In Jerzy Kosinski: A Biography , by James Park Sloan, D. g. Myers argues that the events recounted
in The Painted Bird are fictional and were passed off as autobiographical on the advice of the
editors.

Stokes' article
In June 1982, an article published in the Village Voice and signed by Geoffrey Stokes and Eliot
Fremont-Smith directly accused Kosinski of plagiarism. They claimed that much of their work was
taken from Polish sources, which were inaccessible to Western readers. They cited, for example,
that From the Garden had a strong resemblance to Kariera Nikodema Dyzmy — a well-known 1932
Polish novel written by Tadeusz Dołęga-Mostowicz. They also pointed out that Kosinski had
written The Painted Bird in Polish, and then secretly had it translated into English for publication.

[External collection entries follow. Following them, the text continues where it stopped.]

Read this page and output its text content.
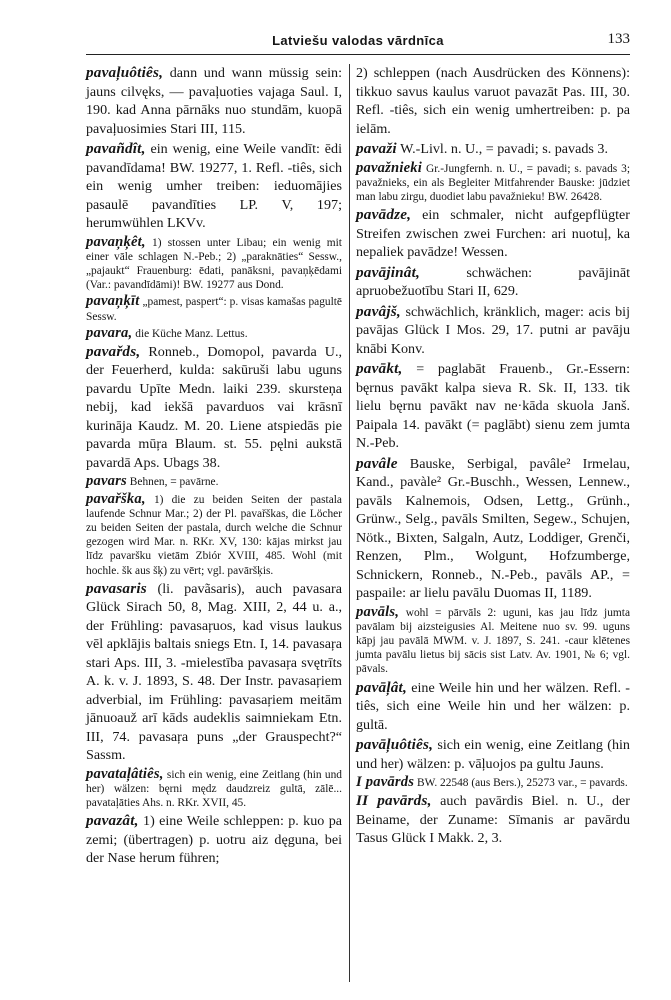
Latviešu valodas vārdnīca	133

pavaļuôtiês, dann und wann müssig sein: jauns cilvęks, — pavaļuoties vajaga Saul. I, 190. kad Anna pārnāks nuo stundām, kuopā pavaļuosimies Stari III, 115.

pavañdît, ein wenig, eine Weile vandīt: ēdi pavandīdama! BW. 19277, 1. Refl. -tiês, sich ein wenig umher treiben: ieduomājies pasaulē pavandīties LP. V, 197; herumwühlen LKVv.

pavaņķêt, 1) stossen unter Libau; ein wenig mit einer vāle schlagen N.-Peb.; 2) „paraknāties“ Sessw., „pajaukt“ Frauenburg: ēdati, panāksni, pavaņķēdami (Var.: pavandīdāmi)! BW. 19277 aus Dond.

pavaņķīt „pamest, paspert“: p. visas kamašas pagultē Sessw.

pavara, die Küche Manz. Lettus.

pavařds, Ronneb., Domopol, pavarda U., der Feuerherd, kulda: sakūruši labu uguns pavardu Upīte Medn. laiki 239. skursteņa nebij, kad iekšā pavarduos vai krāsnī kurināja Kaudz. M. 20. Liene atspiedās pie pavarda mūŗa Blaum. st. 55. pęlni aukstā pavardā Aps. Ubags 38.

pavars Behnen, = pavārne.

pavařška, 1) die zu beiden Seiten der pastala laufende Schnur Mar.; 2) der Pl. pavařškas, die Löcher zu beiden Seiten der pastala, durch welche die Schnur gezogen wird Mar. n. RKr. XV, 130: kājas mirkst jau līdz pavaršku vietām Zbiór XVIII, 485. Wohl (mit hochle. šk aus šķ) zu vērt; vgl. pavāršķis.

pavasaris (li. pavãsaris), auch pavasara Glück Sirach 50, 8, Mag. XIII, 2, 44 u. a., der Frühling: pavasaŗuos, kad visus laukus vēl apklājis baltais sniegs Etn. I, 14. pavasaŗa stari Aps. III, 3. -mielestība pavasaŗa svętrīts A. k. v. J. 1893, S. 48. Der Instr. pavasaŗiem adverbial, im Frühling: pavasaŗiem meitām jānuoauž arī kāds audeklis saimniekam Etn. III, 74. pavasaŗa puns „der Grauspecht?“ Sassm.

pavataļâtiês, sich ein wenig, eine Zeitlang (hin und her) wälzen: bęrni mędz daudzreiz gultā, zālē... pavataļāties Ahs. n. RKr. XVII, 45.

pavazât, 1) eine Weile schleppen: p. kuo pa zemi; (übertragen) p. uotru aiz dęguna, bei der Nase herum führen;

2) schleppen (nach Ausdrücken des Könnens): tikkuo savus kaulus varuot pavazāt Pas. III, 30. Refl. -tiês, sich ein wenig umhertreiben: p. pa ielām.

pavaži W.-Livl. n. U., = pavadi; s. pavads 3.

pavažnieki Gr.-Jungfernh. n. U., = pavadi; s. pavads 3; pavažnieks, ein als Begleiter Mitfahrender Bauske: jūdziet man labu zirgu, duodiet labu pavažnieku! BW. 26428.

pavādze, ein schmaler, nicht aufgepflügter Streifen zwischen zwei Furchen: ari nuotuļ, ka nepaliek pavādze! Wessen.

pavājinât,	schwächen: pavājināt apruobežuotību Stari II, 629.

pavâjš, schwächlich, kränklich, mager: acis bij pavājas Glück I Mos. 29, 17. putni ar pavāju knābi Konv.

pavākt, = paglabāt Frauenb., Gr.-Essern: bęrnus pavākt kalpa sieva R. Sk. II, 133. tik lielu bęrnu pavākt nav ne·kāda skuola Janš. Paipala 14. pavākt (= paglābt) sienu zem jumta N.-Peb.

pavâle Bauske, Serbigal, pavâle² Irmelau, Kand., pavàle² Gr.-Buschh., Wessen, Lennew., pavāls Kalnemois, Odsen, Lettg., Grünh., Grünw., Selg., pavāls Smilten, Segew., Schujen, Nötk., Bixten, Salgaln, Autz, Loddiger, Grenči, Renzen, Plm., Wolgunt, Hofzumberge, Schnickern, Ronneb., N.-Peb., pavāls AP., = paspaile: ar lielu pavālu Duomas II, 1189.

pavāls, wohl = pārvāls 2: uguni, kas jau līdz jumta pavālam bij aizsteigusies Al. Meitene nuo sv. 99. uguns kāpj jau pavālā MWM. v. J. 1897, S. 241. -caur klētenes jumta pavālu lietus bij sācis sist Latv. Av. 1901, № 6; vgl. pāvals.

pavāļât, eine Weile hin und her wälzen. Refl. -tiês, sich eine Weile hin und her wälzen: p. gultā.

pavāļuôtiês, sich ein wenig, eine Zeitlang (hin und her) wälzen: p. vāļuojos pa gultu Jauns.

I pavārds BW. 22548 (aus Bers.), 25273 var., = pavards.

II pavārds, auch pavārdis Biel. n. U., der Beiname, der Zuname: Sīmanis ar pavārdu Tasus Glück I Makk. 2, 3.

Another serious accusation, based on stylistic and punctuation differences between some novels and
others, maintained that Kosinski and his editors were using uncredited writers at that time to write
their works. The New York poet and translator George Reavey claimed to have written The Painted
Bird for Kosinski, although not much attention was paid to it.
The article also presented a different view of Kosinski's life during World War II, later supported by
Polish biographer Joanna Siedlecka and by Sloan. The article claimed that The Painted Bird seemed
to be semi-autobiographical, but that it was pure fiction, since Kosinski had spent the entire war
hiding with a Catholic family and had not been mistreated.
The British writer and editor Terence Blacker responded to this article in 2002, pointing out that
Kosinski's books had a consistent vision and voice among them, and that the author's real problem
was that he had aroused a lot of envy because of his lifestyle ( unconventional and abundant in
excess) and its success.
John Corry, a controversial figure in his own right, defended Kosinski in an article published in the
New York Times in 1982. Among other things, Corry alleged that the theory that Kosinski was a
forger and a plagiarist, and that he was in the pay of the CIA, was spread by the Polish communist
government to discredit him.
Another argument of Kosinski's defenders was that, by relying on the stylistic differences between
his different works to support the theory of plagiarism, his detractors seemed to forget that these
same differences exist in almost all authors if a sufficiently long period of time is considered.
Kosinski himself responded that he had never said that his books were autobiographical. In 1988, he
wrote Te Hermit of 68th Street , in which he demonstrated the absurdity of research into his
previous work by inserting footnotes into virtually every word in the book.